Ruling Gives South Dakota Doctors a Script to Read

A script, that is, for women seeking abortions. Doctors must tell women seeking abortions that a fetus is "a whole, separate, unique living human being," and that "abortion increases the risk of suicide ideation and suicide," and they are to tell her this no earlier than two hours before the procedure.

Naturally, it really drives me batty when pro-lifers assume that women get abortions because they don't realize that abortions kill their babies.

For the record, as of 2005, 98% of South Dakota counties had no abortion provider, and 78% of South Dakota's women lived in a county with no provider. There are two--count 'em, TWO--abortion providers in the whole state of South Dakota.

It's not like pregnant women are just walking down the street and see an abortion clinic and go, oh hey! An abortion! Cool! The decision requires thought, planning, and lots of emotional turmoil. We should really stop treating women like idiots.

In case you were wondering, Alabama also has pretty restricted access to abortion clinics--there are 13 in the state, and about 93% of counties have none. (Incidentally, Minnesota is actually worse than Alabama, with just 11 providers in 5% of counties.)

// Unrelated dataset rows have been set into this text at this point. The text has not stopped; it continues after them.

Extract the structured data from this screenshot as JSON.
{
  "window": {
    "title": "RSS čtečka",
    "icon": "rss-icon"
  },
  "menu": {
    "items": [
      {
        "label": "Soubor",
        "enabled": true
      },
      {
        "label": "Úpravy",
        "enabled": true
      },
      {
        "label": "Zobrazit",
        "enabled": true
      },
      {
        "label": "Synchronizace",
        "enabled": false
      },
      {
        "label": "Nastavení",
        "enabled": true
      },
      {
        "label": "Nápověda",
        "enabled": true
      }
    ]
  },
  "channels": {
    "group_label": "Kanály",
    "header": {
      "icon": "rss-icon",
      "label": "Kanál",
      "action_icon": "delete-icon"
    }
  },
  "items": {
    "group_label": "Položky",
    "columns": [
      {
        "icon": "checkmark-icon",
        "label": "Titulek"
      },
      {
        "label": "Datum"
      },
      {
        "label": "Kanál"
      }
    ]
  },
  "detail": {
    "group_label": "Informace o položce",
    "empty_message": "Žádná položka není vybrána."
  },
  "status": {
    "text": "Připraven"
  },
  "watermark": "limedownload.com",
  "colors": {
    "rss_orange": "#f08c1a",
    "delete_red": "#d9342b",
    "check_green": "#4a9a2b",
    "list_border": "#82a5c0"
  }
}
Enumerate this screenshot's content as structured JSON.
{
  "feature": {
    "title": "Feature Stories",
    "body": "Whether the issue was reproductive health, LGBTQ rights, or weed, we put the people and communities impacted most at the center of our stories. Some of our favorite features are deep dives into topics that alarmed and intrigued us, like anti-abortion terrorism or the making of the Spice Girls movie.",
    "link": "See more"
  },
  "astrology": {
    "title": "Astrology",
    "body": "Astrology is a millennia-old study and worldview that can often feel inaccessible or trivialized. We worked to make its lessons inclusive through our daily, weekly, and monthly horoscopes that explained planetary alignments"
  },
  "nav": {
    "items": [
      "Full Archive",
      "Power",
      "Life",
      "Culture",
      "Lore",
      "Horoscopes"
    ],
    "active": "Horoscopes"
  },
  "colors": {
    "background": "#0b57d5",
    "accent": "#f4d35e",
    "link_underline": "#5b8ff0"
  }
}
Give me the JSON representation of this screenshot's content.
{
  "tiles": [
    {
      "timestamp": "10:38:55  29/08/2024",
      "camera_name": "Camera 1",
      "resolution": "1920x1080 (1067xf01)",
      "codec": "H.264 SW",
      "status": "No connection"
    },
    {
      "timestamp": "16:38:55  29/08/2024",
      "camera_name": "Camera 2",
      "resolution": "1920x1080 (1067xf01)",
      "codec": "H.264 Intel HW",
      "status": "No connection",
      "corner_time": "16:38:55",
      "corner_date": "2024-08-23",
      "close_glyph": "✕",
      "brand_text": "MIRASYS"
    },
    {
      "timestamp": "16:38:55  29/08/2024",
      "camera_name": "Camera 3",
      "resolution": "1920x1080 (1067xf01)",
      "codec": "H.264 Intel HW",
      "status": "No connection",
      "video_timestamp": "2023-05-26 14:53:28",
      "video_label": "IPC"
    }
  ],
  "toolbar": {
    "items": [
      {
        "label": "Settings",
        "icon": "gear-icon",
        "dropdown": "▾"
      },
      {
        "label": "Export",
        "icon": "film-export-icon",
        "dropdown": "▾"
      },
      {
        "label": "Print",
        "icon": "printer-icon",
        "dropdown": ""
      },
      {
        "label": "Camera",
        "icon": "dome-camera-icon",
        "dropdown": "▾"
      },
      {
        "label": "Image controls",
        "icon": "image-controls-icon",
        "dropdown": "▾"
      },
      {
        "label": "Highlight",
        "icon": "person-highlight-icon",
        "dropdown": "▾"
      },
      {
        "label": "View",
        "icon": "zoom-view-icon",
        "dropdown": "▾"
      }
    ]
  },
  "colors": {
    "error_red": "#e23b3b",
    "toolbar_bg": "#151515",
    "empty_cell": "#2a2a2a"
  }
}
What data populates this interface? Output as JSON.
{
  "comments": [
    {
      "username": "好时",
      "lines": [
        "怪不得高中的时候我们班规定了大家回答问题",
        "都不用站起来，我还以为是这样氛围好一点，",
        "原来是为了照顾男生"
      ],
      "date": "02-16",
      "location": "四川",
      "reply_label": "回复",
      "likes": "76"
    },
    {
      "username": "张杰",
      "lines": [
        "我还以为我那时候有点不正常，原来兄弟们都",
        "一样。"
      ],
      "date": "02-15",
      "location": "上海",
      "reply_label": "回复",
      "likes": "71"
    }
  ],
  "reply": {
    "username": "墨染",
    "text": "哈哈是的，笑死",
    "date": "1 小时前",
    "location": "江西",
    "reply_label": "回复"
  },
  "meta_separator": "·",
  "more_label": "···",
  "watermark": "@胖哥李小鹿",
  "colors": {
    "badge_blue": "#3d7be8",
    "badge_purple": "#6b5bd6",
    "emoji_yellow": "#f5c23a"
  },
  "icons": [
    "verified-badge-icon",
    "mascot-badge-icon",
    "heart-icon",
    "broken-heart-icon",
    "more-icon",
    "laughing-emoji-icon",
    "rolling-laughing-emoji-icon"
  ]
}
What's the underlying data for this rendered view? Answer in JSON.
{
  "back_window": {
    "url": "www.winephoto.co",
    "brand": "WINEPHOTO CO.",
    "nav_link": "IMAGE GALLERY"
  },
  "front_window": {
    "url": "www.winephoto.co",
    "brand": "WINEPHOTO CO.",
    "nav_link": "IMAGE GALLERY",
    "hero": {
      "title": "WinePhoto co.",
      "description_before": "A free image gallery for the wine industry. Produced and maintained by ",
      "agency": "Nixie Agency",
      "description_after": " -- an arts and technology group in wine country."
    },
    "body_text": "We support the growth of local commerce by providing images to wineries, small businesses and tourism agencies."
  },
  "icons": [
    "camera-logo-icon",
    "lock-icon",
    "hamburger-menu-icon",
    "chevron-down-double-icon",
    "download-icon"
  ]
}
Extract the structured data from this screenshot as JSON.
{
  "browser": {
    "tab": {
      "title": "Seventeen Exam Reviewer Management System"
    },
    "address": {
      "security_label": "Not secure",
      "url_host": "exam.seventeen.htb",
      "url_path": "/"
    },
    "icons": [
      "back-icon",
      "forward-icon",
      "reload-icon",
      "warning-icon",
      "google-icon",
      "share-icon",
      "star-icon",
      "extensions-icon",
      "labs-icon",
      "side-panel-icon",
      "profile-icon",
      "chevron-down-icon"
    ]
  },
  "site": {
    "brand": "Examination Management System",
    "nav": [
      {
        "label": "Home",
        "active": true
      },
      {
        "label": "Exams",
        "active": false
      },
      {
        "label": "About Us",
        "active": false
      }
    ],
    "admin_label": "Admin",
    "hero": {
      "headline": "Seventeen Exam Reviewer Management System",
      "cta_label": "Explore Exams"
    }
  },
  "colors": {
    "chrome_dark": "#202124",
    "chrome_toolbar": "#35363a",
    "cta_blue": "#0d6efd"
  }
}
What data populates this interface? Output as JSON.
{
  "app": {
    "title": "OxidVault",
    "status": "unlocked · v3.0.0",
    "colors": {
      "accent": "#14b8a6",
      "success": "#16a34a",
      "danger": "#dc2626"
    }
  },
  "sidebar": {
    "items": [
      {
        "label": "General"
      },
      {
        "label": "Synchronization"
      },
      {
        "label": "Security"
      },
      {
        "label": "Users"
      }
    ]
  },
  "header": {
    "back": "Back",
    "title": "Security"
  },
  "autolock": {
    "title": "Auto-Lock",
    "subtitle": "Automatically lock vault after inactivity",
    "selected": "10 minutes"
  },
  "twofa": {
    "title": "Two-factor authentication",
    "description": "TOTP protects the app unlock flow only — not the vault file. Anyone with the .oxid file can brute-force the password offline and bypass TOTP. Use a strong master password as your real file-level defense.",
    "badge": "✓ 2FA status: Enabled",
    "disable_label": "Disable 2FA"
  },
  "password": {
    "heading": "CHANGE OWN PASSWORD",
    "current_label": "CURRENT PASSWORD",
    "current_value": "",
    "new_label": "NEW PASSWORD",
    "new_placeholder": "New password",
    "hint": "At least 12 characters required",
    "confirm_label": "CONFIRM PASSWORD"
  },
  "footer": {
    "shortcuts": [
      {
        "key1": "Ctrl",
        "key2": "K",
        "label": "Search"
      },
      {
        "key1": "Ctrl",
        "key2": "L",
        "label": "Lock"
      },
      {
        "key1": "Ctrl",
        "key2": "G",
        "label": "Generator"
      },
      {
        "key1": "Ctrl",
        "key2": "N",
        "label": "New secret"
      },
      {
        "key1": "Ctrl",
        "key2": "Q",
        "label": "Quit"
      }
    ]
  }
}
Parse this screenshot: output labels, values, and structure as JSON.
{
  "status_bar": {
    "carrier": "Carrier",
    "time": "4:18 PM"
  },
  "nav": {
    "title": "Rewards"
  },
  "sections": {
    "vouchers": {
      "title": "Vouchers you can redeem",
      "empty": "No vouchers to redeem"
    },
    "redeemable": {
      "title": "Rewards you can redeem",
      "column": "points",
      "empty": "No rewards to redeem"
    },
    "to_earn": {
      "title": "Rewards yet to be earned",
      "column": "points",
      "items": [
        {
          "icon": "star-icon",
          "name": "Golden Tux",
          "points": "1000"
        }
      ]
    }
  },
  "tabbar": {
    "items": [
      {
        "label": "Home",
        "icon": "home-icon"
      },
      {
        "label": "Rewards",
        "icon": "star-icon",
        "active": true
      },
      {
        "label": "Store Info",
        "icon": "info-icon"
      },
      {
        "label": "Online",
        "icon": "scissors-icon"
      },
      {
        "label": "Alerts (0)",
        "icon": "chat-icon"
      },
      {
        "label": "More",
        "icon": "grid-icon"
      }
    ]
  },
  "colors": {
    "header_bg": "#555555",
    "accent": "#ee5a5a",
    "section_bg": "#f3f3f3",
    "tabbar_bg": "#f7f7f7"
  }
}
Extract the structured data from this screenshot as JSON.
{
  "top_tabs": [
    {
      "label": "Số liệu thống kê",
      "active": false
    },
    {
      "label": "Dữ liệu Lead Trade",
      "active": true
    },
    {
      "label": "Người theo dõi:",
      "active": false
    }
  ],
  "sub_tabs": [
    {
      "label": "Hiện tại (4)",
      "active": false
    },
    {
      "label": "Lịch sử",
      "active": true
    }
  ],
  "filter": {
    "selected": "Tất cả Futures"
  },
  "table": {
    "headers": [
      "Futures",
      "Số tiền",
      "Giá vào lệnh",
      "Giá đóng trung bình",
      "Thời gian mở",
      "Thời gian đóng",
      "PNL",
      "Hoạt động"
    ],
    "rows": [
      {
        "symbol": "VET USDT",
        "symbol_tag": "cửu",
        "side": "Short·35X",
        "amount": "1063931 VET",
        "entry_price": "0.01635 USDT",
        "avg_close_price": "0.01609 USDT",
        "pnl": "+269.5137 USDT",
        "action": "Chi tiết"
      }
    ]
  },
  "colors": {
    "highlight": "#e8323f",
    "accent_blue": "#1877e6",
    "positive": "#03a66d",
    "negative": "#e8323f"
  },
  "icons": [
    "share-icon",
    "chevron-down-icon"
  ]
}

So, John McCain, you have eight really awkward seconds to figure out how to assure that women have access to reproductive health services. Ready...go!

1 comment:

showmeyourwits said...

Jill! Great post; I didn't know you blogged here. (Correction, I didn't know this existed.)

That SD script is very, very troubling. It's also, even from a non-partisan standpoint, pretty fucking confusing, as this article details.